Zum Begrifflichen – Widerstreit der Loyalitäten

Jürgen Müller-Hohagen

Was heißt Loyalität?

Mit dem bekannten Familientherapeuten Boszormenyi-Nagy kann man in einer ersten Annäherung sagen, bei Loyalität handele es sich um eine Haltung des Einzelnen gegenüber der Gemeinschaft, insbesondere der Familie, bei der Identifizierung, Treue, unerschütterliche Ergebenheit zentral sind. Deren Grundlage liegt in einem Geflecht von Gruppenerwartungen, die wiederum auf erwiesene Verdienste der Mitglieder gegenüber dem Einzelnen, v.a. dem Kind, zurückgehen. Das Kind steht gegenüber den Eltern und den anderen Gruppenmitgliedern in einer existenziellen Dankesschuld. Es verinnerlicht deren Erwartungen.

Diesem mehr sozialpsychologischen Konzept lässt sich ein psychoanalytisches an die Seite stellen, in dem die psychischen Tiefendimensionen und dabei besonders die grundlegende Konflikthaftigkeit des Menschen stärker zum Ausdruck kommt. Dazu sind Ausführungen des schweizerisch-nordamerikanischen Psychoanalytikers Léon Wurmser von großem Wert. In mehr oder weniger unbewussten Konflikten aus Loyalitätsverpflichtungen sieht er eine entscheidende, bisher zu wenig beachtete Quelle seelischer Störungen. Dabei spielt die Treue gegenüber Idealen und Werten eine große Rolle. In diesem Zusammenhang spricht Wurmser auch von einer Selbstloyalität, also einer Treue zu sich selbst und zu den innersten Überzeugungen. Ähnlich wie Boszormenyi-Nagy betont auch er in diesem Zusammenhang sehr die ethische Dimension.
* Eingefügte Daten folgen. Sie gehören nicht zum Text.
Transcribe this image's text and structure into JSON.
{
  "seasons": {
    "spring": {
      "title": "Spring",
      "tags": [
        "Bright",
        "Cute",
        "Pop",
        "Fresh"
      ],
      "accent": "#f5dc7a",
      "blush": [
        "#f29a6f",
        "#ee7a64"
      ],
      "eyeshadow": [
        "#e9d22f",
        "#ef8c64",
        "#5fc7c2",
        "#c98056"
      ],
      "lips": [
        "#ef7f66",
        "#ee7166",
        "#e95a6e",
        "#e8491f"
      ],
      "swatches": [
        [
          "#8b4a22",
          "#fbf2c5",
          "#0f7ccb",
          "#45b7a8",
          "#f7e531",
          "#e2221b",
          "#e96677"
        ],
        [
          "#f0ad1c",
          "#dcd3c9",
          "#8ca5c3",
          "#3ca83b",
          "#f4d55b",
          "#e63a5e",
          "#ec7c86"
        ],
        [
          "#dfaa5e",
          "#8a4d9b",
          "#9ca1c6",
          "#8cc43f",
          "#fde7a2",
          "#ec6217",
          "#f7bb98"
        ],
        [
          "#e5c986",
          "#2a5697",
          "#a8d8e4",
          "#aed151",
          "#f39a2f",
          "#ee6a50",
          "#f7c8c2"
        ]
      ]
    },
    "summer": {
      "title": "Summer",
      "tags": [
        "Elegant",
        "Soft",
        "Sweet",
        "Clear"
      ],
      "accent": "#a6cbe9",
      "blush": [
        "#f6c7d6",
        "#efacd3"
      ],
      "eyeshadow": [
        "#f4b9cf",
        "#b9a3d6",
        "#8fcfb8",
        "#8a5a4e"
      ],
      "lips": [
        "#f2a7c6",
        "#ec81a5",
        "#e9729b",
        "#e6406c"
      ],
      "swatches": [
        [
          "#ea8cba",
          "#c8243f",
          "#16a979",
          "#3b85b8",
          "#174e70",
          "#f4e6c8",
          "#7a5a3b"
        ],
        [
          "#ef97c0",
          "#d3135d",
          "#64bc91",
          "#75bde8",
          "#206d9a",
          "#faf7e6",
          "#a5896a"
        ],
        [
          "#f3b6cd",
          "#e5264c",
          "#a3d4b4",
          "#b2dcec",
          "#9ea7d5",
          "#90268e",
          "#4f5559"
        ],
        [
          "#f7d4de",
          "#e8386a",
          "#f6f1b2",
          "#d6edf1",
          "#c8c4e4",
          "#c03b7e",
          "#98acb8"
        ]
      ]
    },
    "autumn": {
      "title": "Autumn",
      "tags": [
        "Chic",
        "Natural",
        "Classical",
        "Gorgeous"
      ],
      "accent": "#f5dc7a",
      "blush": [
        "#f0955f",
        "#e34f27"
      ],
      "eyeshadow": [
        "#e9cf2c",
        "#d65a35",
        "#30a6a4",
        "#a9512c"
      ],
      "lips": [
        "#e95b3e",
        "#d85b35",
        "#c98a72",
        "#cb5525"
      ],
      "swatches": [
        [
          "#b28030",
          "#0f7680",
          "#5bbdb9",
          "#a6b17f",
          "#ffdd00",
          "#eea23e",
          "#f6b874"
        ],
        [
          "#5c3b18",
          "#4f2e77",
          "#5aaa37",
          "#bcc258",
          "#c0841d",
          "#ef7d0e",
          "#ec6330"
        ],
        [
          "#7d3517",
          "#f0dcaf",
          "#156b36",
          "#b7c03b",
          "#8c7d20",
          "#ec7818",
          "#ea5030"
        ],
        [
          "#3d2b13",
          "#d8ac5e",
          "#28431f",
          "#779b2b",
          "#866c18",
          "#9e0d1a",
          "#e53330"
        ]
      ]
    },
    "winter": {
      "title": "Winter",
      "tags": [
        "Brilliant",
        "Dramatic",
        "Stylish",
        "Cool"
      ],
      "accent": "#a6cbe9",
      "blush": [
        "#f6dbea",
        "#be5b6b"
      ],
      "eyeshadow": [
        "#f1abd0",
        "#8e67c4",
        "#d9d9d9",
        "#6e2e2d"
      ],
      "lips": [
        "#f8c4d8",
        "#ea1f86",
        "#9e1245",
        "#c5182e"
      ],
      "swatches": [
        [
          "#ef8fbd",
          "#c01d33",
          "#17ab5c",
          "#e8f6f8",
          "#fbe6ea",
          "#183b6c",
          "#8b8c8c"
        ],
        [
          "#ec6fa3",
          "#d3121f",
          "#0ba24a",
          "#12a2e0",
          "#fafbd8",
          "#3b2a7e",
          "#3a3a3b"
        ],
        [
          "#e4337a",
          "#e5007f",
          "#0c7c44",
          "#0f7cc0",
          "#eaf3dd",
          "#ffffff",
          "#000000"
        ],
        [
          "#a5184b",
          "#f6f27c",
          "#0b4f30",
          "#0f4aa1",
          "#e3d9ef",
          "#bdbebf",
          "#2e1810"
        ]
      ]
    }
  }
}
Während ersterer das Thema der Gewalt völlig ausblendet, kommt dies bei Wurmser vor, allerdings mehr in seinen allgemeinen Ausführungen als ganz konkret in den Falldarstellungen. Die alltägliche Vermittlung politischer Gewalt in den „privaten“ Raum von Familie und kindlicher Entwicklung ist noch unzureichend erforscht. Das bringt hinsichtlich der Loyalität die Gefahr mit sich, dass vorschnell verallgemeinert wird, anstatt die krassen Unterschiede zwischen verschiedenen Loyalitäten zu sehen. Das gilt in besonderem Maße mit Blick auf den Nationalsozialismus und seine Folgen. Denn:

Zur Seite derer zu gehören, denen die Zugehörigkeit zur Menschheit aberkannt wurde, und umgekehrt aus dem Kollektiv derer zu stammen, die diese Aberkennung vornahmen oder sich gleichgültig dazu verhielten, wie soll über diesen Bruch ein Wort, ein Begriff führen?